Large dataset with animals in several European areas
The researchers led by Heurich and Premier used a data set consisting of tracking data on 125 lynx from nine study areas across Europe. They compared the locations available to and actually used by the predators at two scales: the landscape scale, which shows how lynx place their home range in the landscape, and the home range scale, which shows how lynx select the habitats within their home range. For this comparison, the research team used a novel machine learning approach called the random forest. This was extended to include a random effect so that variability within and between study areas could be accounted for.

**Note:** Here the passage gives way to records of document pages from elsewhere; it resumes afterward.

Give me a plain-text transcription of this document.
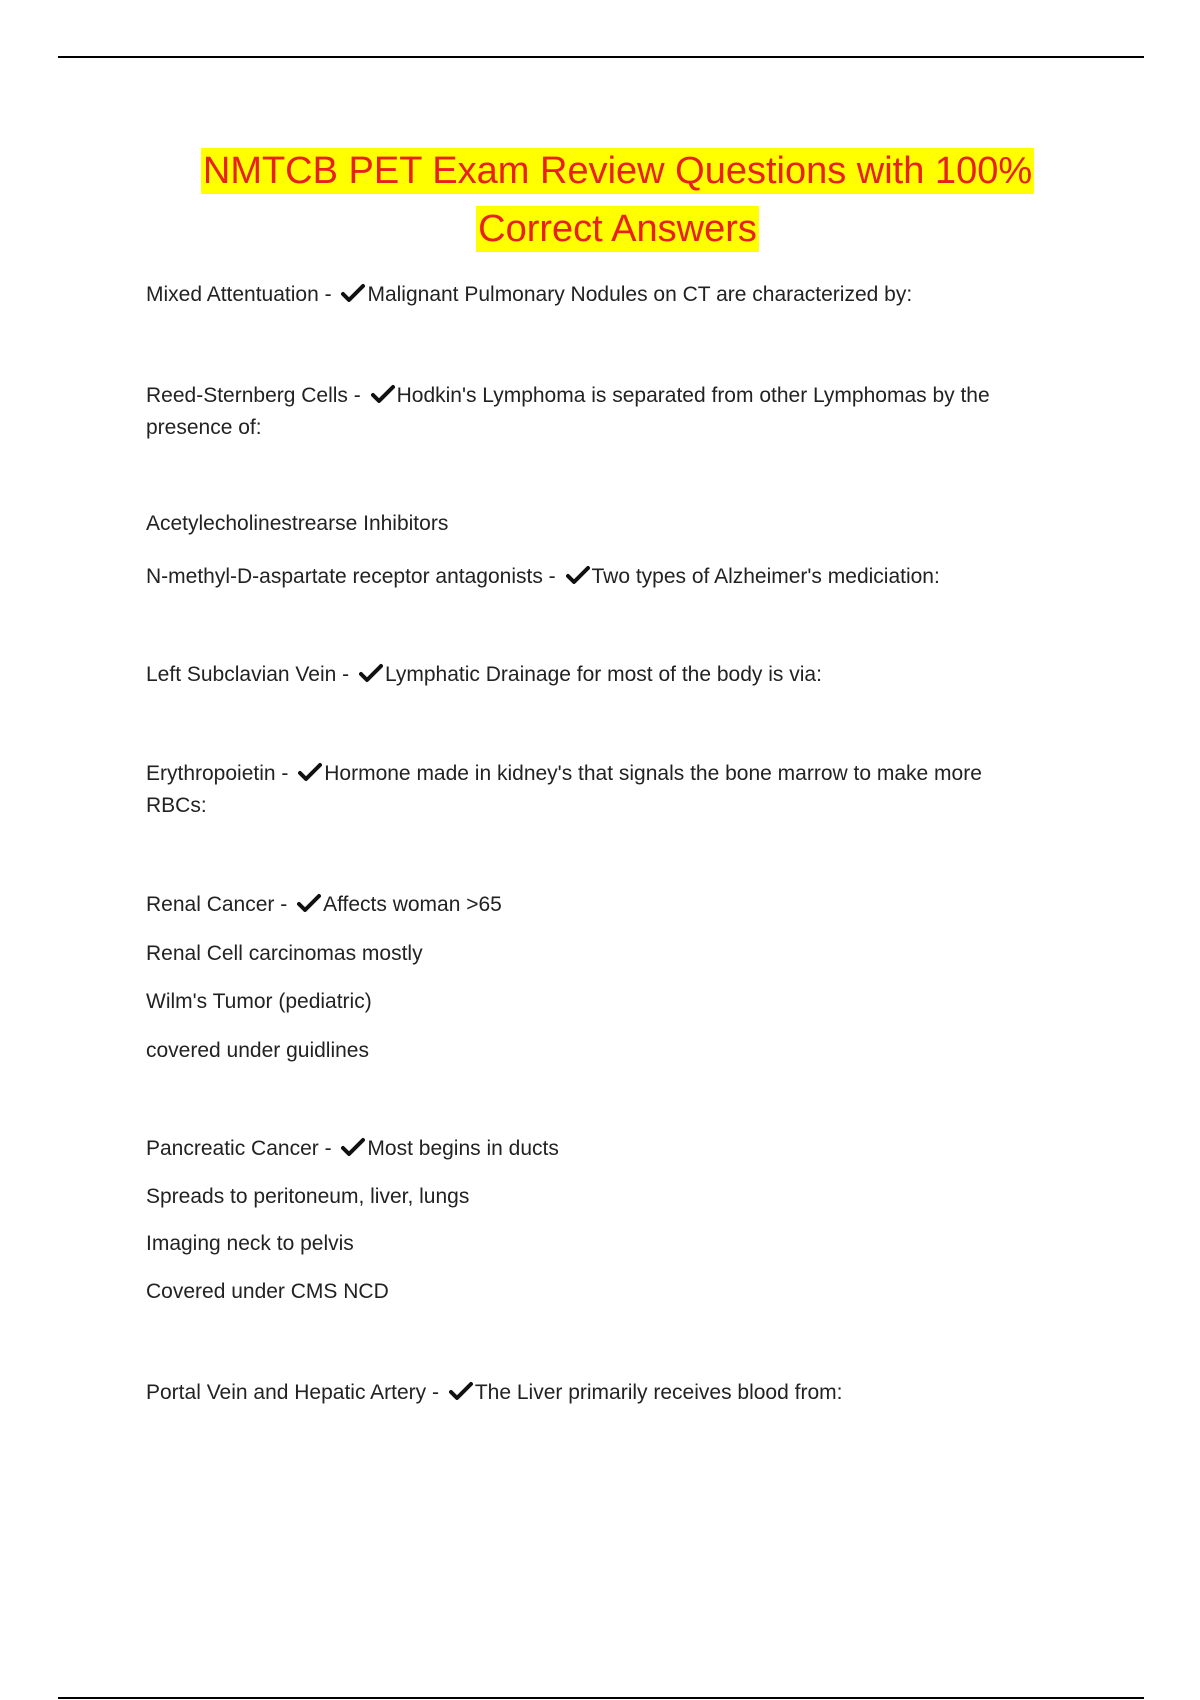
NMTCB PET Exam Review Questions with 100%
Correct Answers
Mixed Attentuation - Malignant Pulmonary Nodules on CT are characterized by:
Reed-Sternberg Cells - Hodkin's Lymphoma is separated from other Lymphomas by the presence of:
Acetylecholinestrearse Inhibitors
N-methyl-D-aspartate receptor antagonists - Two types of Alzheimer's mediciation:
Left Subclavian Vein - Lymphatic Drainage for most of the body is via:
Erythropoietin - Hormone made in kidney's that signals the bone marrow to make more RBCs:
Renal Cancer - Affects woman >65
Renal Cell carcinomas mostly
Wilm's Tumor (pediatric)
covered under guidlines
Pancreatic Cancer - Most begins in ducts
Spreads to peritoneum, liver, lungs
Imaging neck to pelvis
Covered under CMS NCD
Portal Vein and Hepatic Artery - The Liver primarily receives blood from:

What the animals avoid and how they orient themselves
On the landscape scale the analysis revealed that lynx avoid roads and human settlements. On the level of their home range, the animals were oriented towards hiding places and the availability of prey. The researchers found only minor differences between female and male lynx in their choice of habitat.
Heurich and Premier found the greatest differences in lynx habitat choice at the landscape level, where there were clear differences between the various study areas, for example between the Swiss Alps and the plains of Estonia. Within the foraging areas, lynx behaved very similarly throughout Europe, preferring heterogeneous forest areas and areas that provided protection from human disturbance.